Amore per il cinema ma anche immersione nella vita (nella limpida quanto coinvolgente scrittura del regista e di uno dei suoi abituali collaboratori, Tony Kushner, il mai troppo lodato autore teatrale di “Angels in America”), in quella vita che ti presenta il conto con il divorzio dei genitori e con lo choc procurato, che ti fa trovare dinanzi a te il bullismo e l’antisemitismo, tra le pareti di una scuola, dove la frequentazione è divenuta sinonimo di terrore (“avevo paura di andare a scuola, di tornare a casa da solo e di incontrare nuovi coetanei, perché temevo che seguissero le teste calde che mi disprezzavano e passandomi accanto gridavano ‘sporco ebreo’”, ebbe a dire in un’intervista al “Corriere” poco più di una quindicina di anni fa). A rifugio non resta che la magia della pellicola, girare e tagliare e incollare, magia che è invenzione e realtà, magia che può anche ferirti, che ti lascia scoprire cose che non vorresti vedere (la gita tra i boschi, la sguardo sull’innamoramento di mamma Leah verso lo “zio” Bennie, qui dovuto soprattutto alle luci di Janusz Kaminski, la successiva divisione di una famiglia da sempre unita), che esalta ed emoziona, che muove sorrisi e drammi, che intravede e confonde,  che è pronta a tradire la visione di un personaggio, di un’eroe, come accade con il compagno di scuola, immortalato nelle gare della “marinata” finale ma che in quell’esaltazione non si riconosce.
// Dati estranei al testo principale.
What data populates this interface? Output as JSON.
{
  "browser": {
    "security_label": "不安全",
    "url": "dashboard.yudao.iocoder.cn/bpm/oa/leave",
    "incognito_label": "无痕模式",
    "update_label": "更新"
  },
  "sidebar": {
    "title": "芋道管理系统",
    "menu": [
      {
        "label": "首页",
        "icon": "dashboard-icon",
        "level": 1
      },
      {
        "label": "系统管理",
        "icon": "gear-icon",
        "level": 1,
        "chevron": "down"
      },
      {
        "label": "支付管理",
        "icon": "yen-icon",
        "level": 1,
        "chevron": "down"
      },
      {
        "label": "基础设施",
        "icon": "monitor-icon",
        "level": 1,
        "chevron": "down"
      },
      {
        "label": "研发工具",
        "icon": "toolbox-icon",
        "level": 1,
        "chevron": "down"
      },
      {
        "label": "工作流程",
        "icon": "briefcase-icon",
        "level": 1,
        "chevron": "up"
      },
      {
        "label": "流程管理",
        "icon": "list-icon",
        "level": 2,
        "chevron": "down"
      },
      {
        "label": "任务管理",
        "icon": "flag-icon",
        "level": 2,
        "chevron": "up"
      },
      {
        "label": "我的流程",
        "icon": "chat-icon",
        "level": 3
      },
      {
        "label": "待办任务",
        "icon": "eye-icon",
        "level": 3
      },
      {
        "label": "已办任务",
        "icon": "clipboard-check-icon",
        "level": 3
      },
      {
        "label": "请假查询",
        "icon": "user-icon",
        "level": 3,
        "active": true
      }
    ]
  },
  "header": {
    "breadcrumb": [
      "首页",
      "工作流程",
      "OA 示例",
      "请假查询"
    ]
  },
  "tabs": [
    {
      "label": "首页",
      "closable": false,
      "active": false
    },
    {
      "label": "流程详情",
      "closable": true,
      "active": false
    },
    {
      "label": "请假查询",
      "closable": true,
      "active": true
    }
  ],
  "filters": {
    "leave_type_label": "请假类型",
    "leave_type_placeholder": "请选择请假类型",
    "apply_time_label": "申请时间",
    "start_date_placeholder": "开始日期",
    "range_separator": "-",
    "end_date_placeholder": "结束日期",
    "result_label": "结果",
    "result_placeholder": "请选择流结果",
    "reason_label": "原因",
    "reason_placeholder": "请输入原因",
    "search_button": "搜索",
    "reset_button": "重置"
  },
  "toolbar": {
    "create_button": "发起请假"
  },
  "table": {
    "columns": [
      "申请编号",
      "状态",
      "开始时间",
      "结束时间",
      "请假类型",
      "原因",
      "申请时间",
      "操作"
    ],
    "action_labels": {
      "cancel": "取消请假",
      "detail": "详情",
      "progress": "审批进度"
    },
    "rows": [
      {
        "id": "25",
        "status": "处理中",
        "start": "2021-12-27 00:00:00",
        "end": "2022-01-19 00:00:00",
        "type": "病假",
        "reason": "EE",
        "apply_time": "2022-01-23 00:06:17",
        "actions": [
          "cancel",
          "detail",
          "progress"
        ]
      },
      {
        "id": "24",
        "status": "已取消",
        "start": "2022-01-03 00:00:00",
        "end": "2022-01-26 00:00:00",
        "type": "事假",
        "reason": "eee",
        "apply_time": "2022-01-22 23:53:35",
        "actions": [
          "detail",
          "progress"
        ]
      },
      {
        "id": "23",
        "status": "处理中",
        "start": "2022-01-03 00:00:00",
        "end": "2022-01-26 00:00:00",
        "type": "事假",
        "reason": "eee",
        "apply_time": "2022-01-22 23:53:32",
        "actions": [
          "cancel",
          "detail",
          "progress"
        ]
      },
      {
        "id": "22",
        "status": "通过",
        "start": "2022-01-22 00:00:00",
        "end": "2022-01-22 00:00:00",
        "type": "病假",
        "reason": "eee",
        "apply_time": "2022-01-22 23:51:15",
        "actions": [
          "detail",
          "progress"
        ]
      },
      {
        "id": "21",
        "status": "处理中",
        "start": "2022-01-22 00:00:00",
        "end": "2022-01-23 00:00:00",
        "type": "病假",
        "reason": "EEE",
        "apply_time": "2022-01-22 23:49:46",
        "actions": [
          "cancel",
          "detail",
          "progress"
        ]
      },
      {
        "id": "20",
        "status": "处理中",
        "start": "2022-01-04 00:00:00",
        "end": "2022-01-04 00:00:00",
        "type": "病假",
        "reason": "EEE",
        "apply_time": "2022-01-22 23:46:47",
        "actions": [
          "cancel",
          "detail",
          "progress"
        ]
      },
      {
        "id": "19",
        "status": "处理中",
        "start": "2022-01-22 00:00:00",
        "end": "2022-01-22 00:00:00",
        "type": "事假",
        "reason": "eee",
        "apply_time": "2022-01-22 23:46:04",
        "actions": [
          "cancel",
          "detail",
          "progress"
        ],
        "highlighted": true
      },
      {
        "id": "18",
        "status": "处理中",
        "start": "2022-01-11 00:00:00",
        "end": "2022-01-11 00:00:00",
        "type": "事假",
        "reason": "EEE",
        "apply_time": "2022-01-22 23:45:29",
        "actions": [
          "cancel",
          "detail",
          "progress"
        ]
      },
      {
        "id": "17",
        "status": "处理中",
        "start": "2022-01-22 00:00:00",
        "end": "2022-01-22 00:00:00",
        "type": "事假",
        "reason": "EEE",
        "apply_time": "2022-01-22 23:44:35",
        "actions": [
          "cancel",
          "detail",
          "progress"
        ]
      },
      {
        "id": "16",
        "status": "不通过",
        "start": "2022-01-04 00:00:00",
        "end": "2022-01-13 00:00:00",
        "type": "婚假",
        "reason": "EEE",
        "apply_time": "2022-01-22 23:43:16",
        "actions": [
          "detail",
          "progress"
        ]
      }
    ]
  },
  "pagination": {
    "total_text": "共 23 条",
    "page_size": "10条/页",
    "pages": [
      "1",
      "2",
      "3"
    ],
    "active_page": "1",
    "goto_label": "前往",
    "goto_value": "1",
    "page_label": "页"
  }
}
Spielberg – con la collaborazione dei “suoi” attori, da una entusiasmante Michelle Williams (nella prossima cinquina degli Oscar?) a Paul Dano alla felicissima sorpresa che è Gabriel LaBelle -, in estrema sincerità, si racconta, tra divertimento e commozione, spiega il proprio “orizzonte”, quello che un grande regista, uno di quelli che più lo hanno segnato, un giorno in modo burbero gli ha insegnato.

Due grandi figure del cinema si guardano, uno davanti all’altro in quell’ufficio degli studios, un inizio e un tramonto, due strade egualmente importanti. Tra i due quel filo che si chiama magia.